With their allusion to the mumbaki of the Ifugao, the mambunong of the Mountain Province, and the shaman of indigenous Western society, the works depict the rites and rituals of healing and religious offering, evoking, as it were, the spiritual beliefs and the ways of life of the Cordillera folk in Northern Philippines. Using the storytelling mode to probe the rich lore of their healing arts, Aguinaldo combines the manifold imagery of East and West, the traditional and the contemporary, the mystical as well as the sensual, in his bold attempt to create a colorful tapestry of signs, symbols and sentiments.

Signature piece

 

In the signature piece, Chadjang Rites, the artist employs his trademark multi-pictorial approach to storytelling (already discernible in the previous groups shows of the Tam-awan Village artists nurtured by their guru, the Baguio-based Bencab), wherein his legendary warrior, Wigan, is shown as being befriended by the proverbial monkey while searching for the healing potion. The image of the monkey--a regular staple of local folklore--is admittedly more than just decorative here, as it plays an integral part in the unfolding yarn.

Soul Takers

There is also the image of the lizard, casting its ubiquitous presence in the surrounding design of When Gods Speak, and such other animal creatures inhabiting the Cordillera cosmology, in Soul Takers and Journey to the Underworld, thereby reinforcing the local folk’s belief in the constant battle between good and evil, the inevitable destiny of reincarnation and the afterlife.

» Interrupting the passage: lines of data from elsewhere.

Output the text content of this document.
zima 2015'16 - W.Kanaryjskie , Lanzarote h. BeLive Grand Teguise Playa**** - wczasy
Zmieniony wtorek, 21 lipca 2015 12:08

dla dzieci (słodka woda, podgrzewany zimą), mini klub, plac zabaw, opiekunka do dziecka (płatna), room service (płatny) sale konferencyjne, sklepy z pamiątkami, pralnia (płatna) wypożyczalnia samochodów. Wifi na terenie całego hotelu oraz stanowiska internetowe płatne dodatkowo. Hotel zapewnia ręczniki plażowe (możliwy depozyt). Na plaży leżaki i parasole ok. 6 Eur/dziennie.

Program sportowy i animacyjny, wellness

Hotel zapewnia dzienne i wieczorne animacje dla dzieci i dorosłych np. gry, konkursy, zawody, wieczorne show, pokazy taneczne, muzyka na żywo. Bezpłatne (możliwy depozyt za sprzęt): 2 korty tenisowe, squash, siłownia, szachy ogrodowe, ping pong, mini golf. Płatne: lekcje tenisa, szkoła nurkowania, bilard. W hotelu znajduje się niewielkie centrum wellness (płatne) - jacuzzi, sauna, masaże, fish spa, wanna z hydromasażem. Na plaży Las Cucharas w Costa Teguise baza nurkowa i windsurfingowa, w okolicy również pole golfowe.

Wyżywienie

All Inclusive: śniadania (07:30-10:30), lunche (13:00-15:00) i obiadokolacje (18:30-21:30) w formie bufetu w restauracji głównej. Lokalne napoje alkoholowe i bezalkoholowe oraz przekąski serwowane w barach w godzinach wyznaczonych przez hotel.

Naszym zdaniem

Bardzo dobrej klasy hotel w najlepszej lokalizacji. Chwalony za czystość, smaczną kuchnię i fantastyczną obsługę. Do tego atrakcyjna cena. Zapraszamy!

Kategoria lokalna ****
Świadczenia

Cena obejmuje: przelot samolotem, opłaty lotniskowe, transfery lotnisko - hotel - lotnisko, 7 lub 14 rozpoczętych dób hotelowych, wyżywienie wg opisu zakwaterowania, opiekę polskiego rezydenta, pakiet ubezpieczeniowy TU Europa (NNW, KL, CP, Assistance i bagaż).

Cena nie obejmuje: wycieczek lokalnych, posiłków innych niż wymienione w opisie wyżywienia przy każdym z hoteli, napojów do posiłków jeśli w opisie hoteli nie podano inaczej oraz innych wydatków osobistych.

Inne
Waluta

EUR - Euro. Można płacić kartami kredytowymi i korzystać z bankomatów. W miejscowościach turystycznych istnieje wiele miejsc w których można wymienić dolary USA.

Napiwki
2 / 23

The core of Aguinaldo’s creative interplay of iconographic images finds its apotheosis in Baltong Song, where the mumbaki is reverentially portrayed as the central protagonist and, with his healing powers, must make, in behalf of the petitioner, the sacrificial offering to the gods harvest of the land, a slaughtered beast such as pig or chickens, with the complementary betel nuts to boot, as the harbingers of continued health, prosperity and blessings of the good life.

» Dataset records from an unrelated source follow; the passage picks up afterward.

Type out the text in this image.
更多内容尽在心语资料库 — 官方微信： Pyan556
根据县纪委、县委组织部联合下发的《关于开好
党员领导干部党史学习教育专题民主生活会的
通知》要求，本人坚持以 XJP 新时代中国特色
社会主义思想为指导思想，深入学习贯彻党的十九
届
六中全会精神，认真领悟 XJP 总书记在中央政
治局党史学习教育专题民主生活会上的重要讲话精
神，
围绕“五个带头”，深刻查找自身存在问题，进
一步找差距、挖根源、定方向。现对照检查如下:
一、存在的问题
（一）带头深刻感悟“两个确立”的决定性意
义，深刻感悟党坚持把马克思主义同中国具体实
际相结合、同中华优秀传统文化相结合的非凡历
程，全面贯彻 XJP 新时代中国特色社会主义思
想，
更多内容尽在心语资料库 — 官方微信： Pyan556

The healer’s ritual is equally dramatized in Healing Hands, which depicts the rites of passage taken by a young healer who is at the promontory of the circuitous path in the cosmos, a virtual energy field that cracks and crackles with the touch of the healer’s hands.

Healing Hands

Cordillera

 

Living up to the exhibit title, Aguinaldo shows time-tested rituals of the Cordillera folk. In Dance of Appeasement, he offers a diptych of imagery, depicting the ways by which the local folk perform a ritual of dance under a canopied tree while directly below it stands the image of a shaman in black hood, framed by a halo amid a bare landscape just dotted with trees.

The bulol, vaunted guardian of the rice fields and the folks’ dwelling place, and widely believed to ward off evil spirits, is the main subject of Baki (abridged from mumbaki), where their images are serially depicted, like the religious statues that decorate Church altars and retablos.

In many of his works, the artist imaginatively incorporates the text of traditional chants, like mantras to be recited over and over, by having written these passages on parts of the parchment-like medium. The device of reconstructing old documents--such as codes, penmanship and inscriptions--has imbued Aguinaldo’s storytelling approach with a sense of documented remembrance in the archive of his people’s memory.

What finally emerges in the works is the strongest virtue of Aguinaldo’s art: his ebullient sense of color--predominantly in the spectrum of warm, primary palette--that perfectly complements and rounds up the primacy of his folk, child-like imagination.

If this first show is to become a gauge of Aguinaldo’s manifold gifts unfolding, then we can dare say that the art of Leonard Aguinaldo will occupy its rightful place in contemporary art.